A abertura oficial do 53º Festival de Cinema de Gramado, nesta sexta-feira (15), teve dose tripla de Rodrigo Santoro.
Primeiro, em uma das estações do Tapete Vermelho — que excepcionalmente hoje era Tapete Azul, em alusão ao filme de abertura, O Último Azul —, na Rua Coberta, o ator que completa 50 anos no dia 22 de agosto deixou as marcas de suas mãos e seu autógrafo na placa que será colocada na Calçada da Fama.

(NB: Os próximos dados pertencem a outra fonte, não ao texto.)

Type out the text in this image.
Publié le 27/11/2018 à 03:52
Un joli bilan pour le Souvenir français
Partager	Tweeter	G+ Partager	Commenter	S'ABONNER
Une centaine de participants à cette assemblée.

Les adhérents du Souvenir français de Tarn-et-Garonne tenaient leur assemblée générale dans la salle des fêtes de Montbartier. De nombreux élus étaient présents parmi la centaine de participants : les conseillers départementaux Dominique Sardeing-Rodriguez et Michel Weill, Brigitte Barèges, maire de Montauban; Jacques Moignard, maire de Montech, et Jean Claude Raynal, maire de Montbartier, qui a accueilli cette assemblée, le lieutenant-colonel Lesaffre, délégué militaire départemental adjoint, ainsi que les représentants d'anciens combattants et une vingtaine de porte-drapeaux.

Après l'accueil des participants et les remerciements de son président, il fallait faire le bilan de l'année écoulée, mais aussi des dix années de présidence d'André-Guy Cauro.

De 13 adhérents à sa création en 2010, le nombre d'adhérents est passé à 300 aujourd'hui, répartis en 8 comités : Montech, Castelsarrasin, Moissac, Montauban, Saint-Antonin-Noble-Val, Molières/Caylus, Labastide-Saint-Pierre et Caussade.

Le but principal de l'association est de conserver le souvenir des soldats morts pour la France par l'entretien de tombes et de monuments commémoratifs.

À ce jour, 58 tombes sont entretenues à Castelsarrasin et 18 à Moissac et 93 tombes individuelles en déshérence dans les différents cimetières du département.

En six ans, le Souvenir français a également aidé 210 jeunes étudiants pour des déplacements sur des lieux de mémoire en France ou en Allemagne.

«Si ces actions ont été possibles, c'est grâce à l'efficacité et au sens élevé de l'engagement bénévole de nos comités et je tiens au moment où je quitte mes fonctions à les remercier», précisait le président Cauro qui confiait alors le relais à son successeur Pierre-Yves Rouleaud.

Depois, já dentro do Palácio dos Festivais, foi a vez de Santoro receber uma das três principais homenagens do evento, o Kikito de Cristal — as outras são o Oscarito, que será entregue para a atriz Marcélia Cartaxo na terça-feira (19), e o Troféu Eduardo Abelin, que vai para a produtora Mariza Leão, na segunda (18).
O Kikito de Cristal foi instituído em 2007 para prestigiar expoentes do cinema latino-americano. Entre os premiados, estão os atores argentinos Leonardo Sbaraglia, Cecilia Roth e Soledad Villamil, o uruguaio César Troncoso, a chilena Paulina Garcia, a atriz Alice Braga e o documentarista Eduardo Coutinho (1933-2014).
Nascido em Petrópolis, no Rio de Janeiro, Rodrigo Santoro é um dos artistas brasileiros que conseguiram fazer carreira no país e no Exterior. Seus créditos incluem Bicho de Sete Cabeças (2000), pelo qual ganhou o Candango de melhor ator no Festival de Brasília, Abril Despedaçado (2001), Carandiru (2003), Simplesmente Amor (2003), 300 (2006), o díptico Che (2008), Heleno: O Príncipe Maldito (2011), que rendeu prêmio de atuação no Festival de Havana, Ben-Hur (2016), Turma da Mônica: Laços (2019), 7 Prisioneiros (2021) e as séries Lost, Westworld, Bom Dia, Verônica, Sem Limites e Wolf Pack. É um ator "multifacetado", conforme destacou um dos curadores do Festival de Gramado, o crítico Marcos Santuario:
— Faz filmes que vão muito além de As Panteras: Detonando. É um artista de filmes viscerais, autorais, que leva o nome do país pelo mundo.

Premiado
Antes de entrar no Palácio dos Festivais, Rodrigo Santoro foi entrevistado pela atriz Catharina Conte, mais uma vez escalada pela organização do festival para conversar ao vivo com os artistas na Rua Coberta — o bate-papo é exibido em telão, para o público do lado de fora e para os espectadores dentro do cinema. Ela perguntou o que teria sido decisivo para Santoro atingir o status alcançado. Ele respondeu:
— Talvez a coisa mais importante que eu tenha feito foi me escutar, saber o que eu queria e não desistir.
Após receber o Kikito de Cristal, o ator, no palco, leu um discurso de agradecimento:
— Foram mais de 30 anos desde que comecei. É uma honra receber esse reconhecimento aqui em Gramado, pela importância que este festival tem no Brasil e na América Latina. Me disseram que estou sendo homenageado pela minha trajetória internacional. Na verdade, nunca separei a minha carreira daqui com a do Exterior. É a mesma coisa pra mim. Fronteiras são mais concretas na geografia. As emoções, as nossas dores, são universais. Procurei nos personagens uma verdade, mas sempre conectado com o meu DNA, com o meu coração, que é absolutamente brasileiro. É uma responsabilidade e uma honra representar o Brasil.
A certa altura, Santoro chorou, e as palavras ficaram menos firmes:
— Este Kikito não celebra apenas o meu trabalho, mas todos que caminharam comigo nessa jornada.
Por fim, fechando a dose tripla de Rodrigo Santoro, o Festival de Gramado exibiu fora de competição o filme O Último Azul (2025), do diretor pernambucano Gabriel Mascaro, vencedor do Urso de Prata no Festival de Berlim, a segunda maior honraria do evento alemão.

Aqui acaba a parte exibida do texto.